12.


Luke

Am nächsten Morgen mache ich mich dann doch wirklich auf den Weg weg aus London, jedoch führt mich mein Weg nicht zurück nach Oxford, sondern nach Milton Keynes, wo meine besten Freunde aus dem Junioren-Paddock jetzt sein sollten.

Ich muss einfach mit Pepe und Sebas reden, denn es sind meine besten Freunde und außerdem waren sie maßgeblich daran beteiligt, dass ich mich überhaupt getraut habe, mit Nelly zu reden.

So verdankte ich ihnen im Endeffekt die Beziehung und sollte ihnen dann auch mitteilen, dass sie zu Ende gegangen ist.

Auch vor den beiden werde ich mich  outen, denn bei ihnen habe ich die Sicherheit, dass sie nicht wegrennen und mich allein lassen.
Dazu kommt, dass ich in Oscars Worten auch Kraft dazu gefunden habe.

So schlimm kann es also nicht werden.
„Hey",werde ich auch sofort, als ich aus dem Zug ausgestiegen bin, von den beiden empfangen.
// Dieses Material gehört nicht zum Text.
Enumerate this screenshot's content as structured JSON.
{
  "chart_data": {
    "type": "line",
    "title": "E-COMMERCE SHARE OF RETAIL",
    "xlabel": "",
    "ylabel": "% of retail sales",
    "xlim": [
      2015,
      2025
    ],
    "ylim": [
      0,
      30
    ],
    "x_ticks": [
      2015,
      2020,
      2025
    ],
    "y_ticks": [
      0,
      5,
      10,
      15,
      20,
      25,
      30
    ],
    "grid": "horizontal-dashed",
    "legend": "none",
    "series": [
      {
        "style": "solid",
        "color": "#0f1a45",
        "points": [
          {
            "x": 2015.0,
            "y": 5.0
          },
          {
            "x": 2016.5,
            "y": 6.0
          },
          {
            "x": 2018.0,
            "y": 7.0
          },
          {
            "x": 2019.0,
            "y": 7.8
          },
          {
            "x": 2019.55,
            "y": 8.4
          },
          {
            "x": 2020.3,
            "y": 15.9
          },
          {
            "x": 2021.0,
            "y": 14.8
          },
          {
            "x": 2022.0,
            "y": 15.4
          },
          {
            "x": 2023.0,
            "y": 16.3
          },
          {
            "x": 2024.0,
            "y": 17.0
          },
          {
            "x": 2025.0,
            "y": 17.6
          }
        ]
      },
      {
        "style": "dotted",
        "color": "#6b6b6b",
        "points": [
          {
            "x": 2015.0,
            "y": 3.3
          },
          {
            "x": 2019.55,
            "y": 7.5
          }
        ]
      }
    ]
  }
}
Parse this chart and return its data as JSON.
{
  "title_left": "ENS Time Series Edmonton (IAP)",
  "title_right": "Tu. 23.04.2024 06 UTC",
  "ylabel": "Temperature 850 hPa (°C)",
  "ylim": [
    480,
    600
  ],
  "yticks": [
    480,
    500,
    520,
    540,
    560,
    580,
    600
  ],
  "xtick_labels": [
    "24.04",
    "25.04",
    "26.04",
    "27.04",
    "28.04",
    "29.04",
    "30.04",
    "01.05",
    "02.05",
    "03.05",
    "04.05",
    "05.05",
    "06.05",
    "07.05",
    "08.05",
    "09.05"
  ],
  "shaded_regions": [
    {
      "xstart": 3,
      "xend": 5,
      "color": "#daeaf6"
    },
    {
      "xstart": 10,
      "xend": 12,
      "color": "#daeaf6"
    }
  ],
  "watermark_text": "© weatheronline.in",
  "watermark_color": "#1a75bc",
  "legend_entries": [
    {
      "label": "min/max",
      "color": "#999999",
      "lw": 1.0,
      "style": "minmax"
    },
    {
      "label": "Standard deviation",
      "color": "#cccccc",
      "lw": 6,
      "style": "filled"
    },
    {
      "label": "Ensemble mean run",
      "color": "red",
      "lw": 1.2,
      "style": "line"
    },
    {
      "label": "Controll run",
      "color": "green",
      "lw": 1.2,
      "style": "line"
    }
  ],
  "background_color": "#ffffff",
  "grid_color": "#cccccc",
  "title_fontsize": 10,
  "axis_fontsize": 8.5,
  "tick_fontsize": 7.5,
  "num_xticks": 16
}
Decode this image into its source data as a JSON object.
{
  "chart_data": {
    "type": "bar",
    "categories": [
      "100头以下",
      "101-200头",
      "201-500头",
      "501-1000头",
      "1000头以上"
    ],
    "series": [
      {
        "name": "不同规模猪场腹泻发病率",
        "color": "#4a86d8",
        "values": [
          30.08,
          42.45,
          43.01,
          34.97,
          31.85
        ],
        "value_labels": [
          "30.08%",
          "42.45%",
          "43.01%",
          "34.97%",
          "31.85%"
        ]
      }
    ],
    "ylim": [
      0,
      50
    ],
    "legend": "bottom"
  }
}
„Also, wir wollen ja nicht unhöflich sein",beginnt Sebas direkt,"Aber wieso warst du in London?"
„Ja, es hat uns nur gewundert, weil du ja meintest, dass du wirklich direkt nach Hause willst und dort entspannen willst. Oder bist du seit Neustem umgezogen und hast uns nichts davon erzählt?",ergänzt Pepe den Jüngsten.

„Nein, es lief alles ein wenig anders, als ich es geplant hatte. Dazu kommen wir, wenn wir bei einem von euch sind. Es ist keine Sache, die ich so in der Öffentlichkeit erzählen sollte, denn es könnte schon Auswirkungen für mich haben, sollte eine falsche Person dies mitbekommen."

„Wow wow wow...Luke, was hast du getan?",schaut der Amerikaner mit kolumbianischen Wurzeln mich geschockt an.
„Gar nichts, echt nicht. Also nichts schlimmes. Zumindest ich nicht...ach, lasst es mich gleich am besten erklären, so verwirre ich euch nur"
„In der Tat. Wirklich schlau bin ich aus deinen Worten gerade nicht geworden" lacht Pepe auf, der sich nach vorne auf die Fahrerpostion schwingt, während mein ehemaliger Teamkollege und ich uns auf die Rückbank verkrümeln.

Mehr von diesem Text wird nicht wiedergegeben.